The children whom my aunt taught grew up to be strong women and men, mostly refugees, just like my aunt was. The first generation of Palestinian refugees, like my aunt, went for education. The second generation, like my father, went for work; and the third, empowered generation took action– the peak of which today is the Great March of Return.
A year ago, Palestinians in the Gaza Strip, which is home to eight refugee camps, started a mass, peaceful, protest at the Gaza fence, calling for their right to return back home, known as the Great March of Return. Many of them could spot the villages and towns their ancestors came from across the fence, yet they were never allowed to go back. For them, Palestine was just a step away–the Palestine that they could never return to but had always loved and heard stories about, like the stories my grandmother and then my aunt always told me over and over again.
Those Palestinians wanted to send a message to the world and to Israel, which was created as an apartheid state in historical Palestine, that it is no longer acceptable to live as refugees in Gaza when just a 20-minute drive away live Israeli settlers, on their stolen land, with access to roads, water, education, freedom of movement, and healthcare. These refugees reminded Israel of memories, and exposed how much Israel fears memories, as the late Palestinian poet Mahmoud Darwish wrote: “On this land what makes life worth living; the invaders’ fear of memories.”

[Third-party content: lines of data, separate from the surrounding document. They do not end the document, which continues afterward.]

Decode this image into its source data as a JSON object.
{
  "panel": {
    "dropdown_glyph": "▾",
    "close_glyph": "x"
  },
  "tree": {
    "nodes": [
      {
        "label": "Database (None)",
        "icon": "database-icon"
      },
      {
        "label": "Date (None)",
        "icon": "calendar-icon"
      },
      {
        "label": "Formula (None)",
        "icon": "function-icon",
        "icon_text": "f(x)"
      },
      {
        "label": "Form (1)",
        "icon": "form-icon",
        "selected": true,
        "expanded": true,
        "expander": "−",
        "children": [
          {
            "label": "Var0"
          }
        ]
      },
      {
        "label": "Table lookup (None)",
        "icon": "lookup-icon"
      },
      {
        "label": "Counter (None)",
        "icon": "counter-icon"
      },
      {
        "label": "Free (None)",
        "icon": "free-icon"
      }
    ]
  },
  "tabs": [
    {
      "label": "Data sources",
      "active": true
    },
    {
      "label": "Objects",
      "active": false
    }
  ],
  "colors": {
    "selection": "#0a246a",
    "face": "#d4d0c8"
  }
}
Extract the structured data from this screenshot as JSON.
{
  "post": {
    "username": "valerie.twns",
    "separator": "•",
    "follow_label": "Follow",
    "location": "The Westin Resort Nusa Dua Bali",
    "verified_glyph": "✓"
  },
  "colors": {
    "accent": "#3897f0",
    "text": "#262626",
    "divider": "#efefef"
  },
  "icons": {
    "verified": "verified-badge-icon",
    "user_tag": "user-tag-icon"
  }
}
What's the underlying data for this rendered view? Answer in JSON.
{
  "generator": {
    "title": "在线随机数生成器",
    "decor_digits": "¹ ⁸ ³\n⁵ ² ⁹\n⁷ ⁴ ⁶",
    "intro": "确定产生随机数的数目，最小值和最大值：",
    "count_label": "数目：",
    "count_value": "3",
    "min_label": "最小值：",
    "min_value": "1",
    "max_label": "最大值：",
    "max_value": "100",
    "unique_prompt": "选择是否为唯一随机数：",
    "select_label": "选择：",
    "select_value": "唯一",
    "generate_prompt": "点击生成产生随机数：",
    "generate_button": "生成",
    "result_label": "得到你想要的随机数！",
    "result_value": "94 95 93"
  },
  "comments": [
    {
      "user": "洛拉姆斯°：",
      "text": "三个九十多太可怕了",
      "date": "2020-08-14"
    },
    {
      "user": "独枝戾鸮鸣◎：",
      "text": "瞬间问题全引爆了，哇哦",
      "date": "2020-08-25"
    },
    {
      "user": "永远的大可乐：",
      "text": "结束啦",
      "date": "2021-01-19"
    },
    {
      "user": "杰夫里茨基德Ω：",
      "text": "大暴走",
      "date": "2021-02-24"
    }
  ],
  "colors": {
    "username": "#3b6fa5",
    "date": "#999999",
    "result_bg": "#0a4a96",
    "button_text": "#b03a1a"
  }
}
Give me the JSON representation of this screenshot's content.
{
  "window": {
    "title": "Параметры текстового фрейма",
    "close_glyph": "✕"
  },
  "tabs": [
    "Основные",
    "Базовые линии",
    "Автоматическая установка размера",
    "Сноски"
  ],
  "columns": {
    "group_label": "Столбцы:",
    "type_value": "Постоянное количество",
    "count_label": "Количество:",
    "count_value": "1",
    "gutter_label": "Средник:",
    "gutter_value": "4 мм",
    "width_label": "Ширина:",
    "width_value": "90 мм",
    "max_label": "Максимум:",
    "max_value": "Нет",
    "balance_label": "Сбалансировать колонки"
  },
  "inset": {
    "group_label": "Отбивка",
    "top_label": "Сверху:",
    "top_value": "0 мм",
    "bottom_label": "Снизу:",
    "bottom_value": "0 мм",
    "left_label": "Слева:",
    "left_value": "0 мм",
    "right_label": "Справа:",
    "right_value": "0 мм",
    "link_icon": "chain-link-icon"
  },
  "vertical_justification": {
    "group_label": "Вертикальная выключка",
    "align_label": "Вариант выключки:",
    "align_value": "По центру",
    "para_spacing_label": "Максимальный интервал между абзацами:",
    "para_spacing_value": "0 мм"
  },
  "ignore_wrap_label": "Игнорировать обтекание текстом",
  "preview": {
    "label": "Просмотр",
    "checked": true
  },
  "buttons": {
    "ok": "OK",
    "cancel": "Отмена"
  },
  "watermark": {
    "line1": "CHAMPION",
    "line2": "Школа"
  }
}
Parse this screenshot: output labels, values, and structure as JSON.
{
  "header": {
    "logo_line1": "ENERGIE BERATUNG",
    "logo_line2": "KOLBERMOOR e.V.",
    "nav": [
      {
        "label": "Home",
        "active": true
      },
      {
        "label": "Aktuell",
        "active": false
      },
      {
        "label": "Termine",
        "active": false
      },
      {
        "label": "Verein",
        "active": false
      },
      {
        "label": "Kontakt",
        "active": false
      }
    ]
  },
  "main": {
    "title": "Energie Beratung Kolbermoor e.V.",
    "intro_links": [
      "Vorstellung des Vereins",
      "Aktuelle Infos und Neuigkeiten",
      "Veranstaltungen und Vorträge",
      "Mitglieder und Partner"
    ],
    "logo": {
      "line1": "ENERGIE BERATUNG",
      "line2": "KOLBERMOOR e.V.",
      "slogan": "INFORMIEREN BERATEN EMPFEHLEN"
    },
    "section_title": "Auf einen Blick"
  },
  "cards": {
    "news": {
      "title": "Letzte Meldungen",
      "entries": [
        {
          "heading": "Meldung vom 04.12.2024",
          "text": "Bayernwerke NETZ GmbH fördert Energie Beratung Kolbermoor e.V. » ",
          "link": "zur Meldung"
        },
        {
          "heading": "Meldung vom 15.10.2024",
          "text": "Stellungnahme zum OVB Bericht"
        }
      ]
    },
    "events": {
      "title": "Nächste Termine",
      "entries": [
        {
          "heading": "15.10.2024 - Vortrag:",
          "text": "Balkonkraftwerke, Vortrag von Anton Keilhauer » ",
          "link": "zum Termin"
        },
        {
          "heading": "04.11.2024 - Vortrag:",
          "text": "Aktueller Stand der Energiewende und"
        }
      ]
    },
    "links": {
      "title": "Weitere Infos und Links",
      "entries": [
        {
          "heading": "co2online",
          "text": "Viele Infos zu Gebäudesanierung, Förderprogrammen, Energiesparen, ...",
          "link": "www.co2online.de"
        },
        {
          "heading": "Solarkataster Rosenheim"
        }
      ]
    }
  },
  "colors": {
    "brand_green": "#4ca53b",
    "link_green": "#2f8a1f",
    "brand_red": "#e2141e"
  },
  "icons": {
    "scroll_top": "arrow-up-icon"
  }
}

It is the memory that was installed in my aunt through her mother, the memory that was conveyed to me through my aunt that Palestine is a step away, that my great-grandfather’s grave is in the village of Aqer: A village that I recalled countless times whenever my name was called by my teachers at UNRWA’s schools, who asked me where I originally came from. It is the sure knowledge of Palestinian generations that time can’t change the fact that Israel was built on their ruins and they would be one day able to return back.
Israel’s response to the Great March of Return was, as it had always been since Israel’s establishment on the ruins of Palestine, brutal and lethal. Israeli snipers stationed at the Gaza fence killed 270 Palestinians and injured nearly 17,000 with live bullets. This brutal response has not deterred Palestinians who continued their long march to freedom, protesting every Friday at the Gaza fence in an attempt to shake their chains and knock the walls of their prison.
Israel has to understand that brutal force and its colonial tactics, which it has overused against Palestinians, will only make them stronger and more intent on return. Israel has to understand that no foreign-looking Israeli forces could scare a Palestinian child who grew up in Gaza’s refugee camp and survived at least three major Israeli offensives against the coastal enclave between 2008-2014. Israel also has to understand that their professed love for the land will never equal the love for the land of a Palestinian woman who planted an olive tree and cared for it decades, hugging it to prevent Israeli bulldozers from uprooting it. Israel has to understand that it will never be able to uproot the love of Palestine from the hearts of its children and that there is no force on earth could forever be able to prevent a refugee from returning back home. And this is the message that the Great March of Return is sending loudly, all around the world.
Yousef M. Aljamal is a Palestinian refugee who grew up in Al-Nuseirat refugee camp in the Gaza Strip. He is a PhD candidate at the Middle East Institute at Sakarya University in Turkey.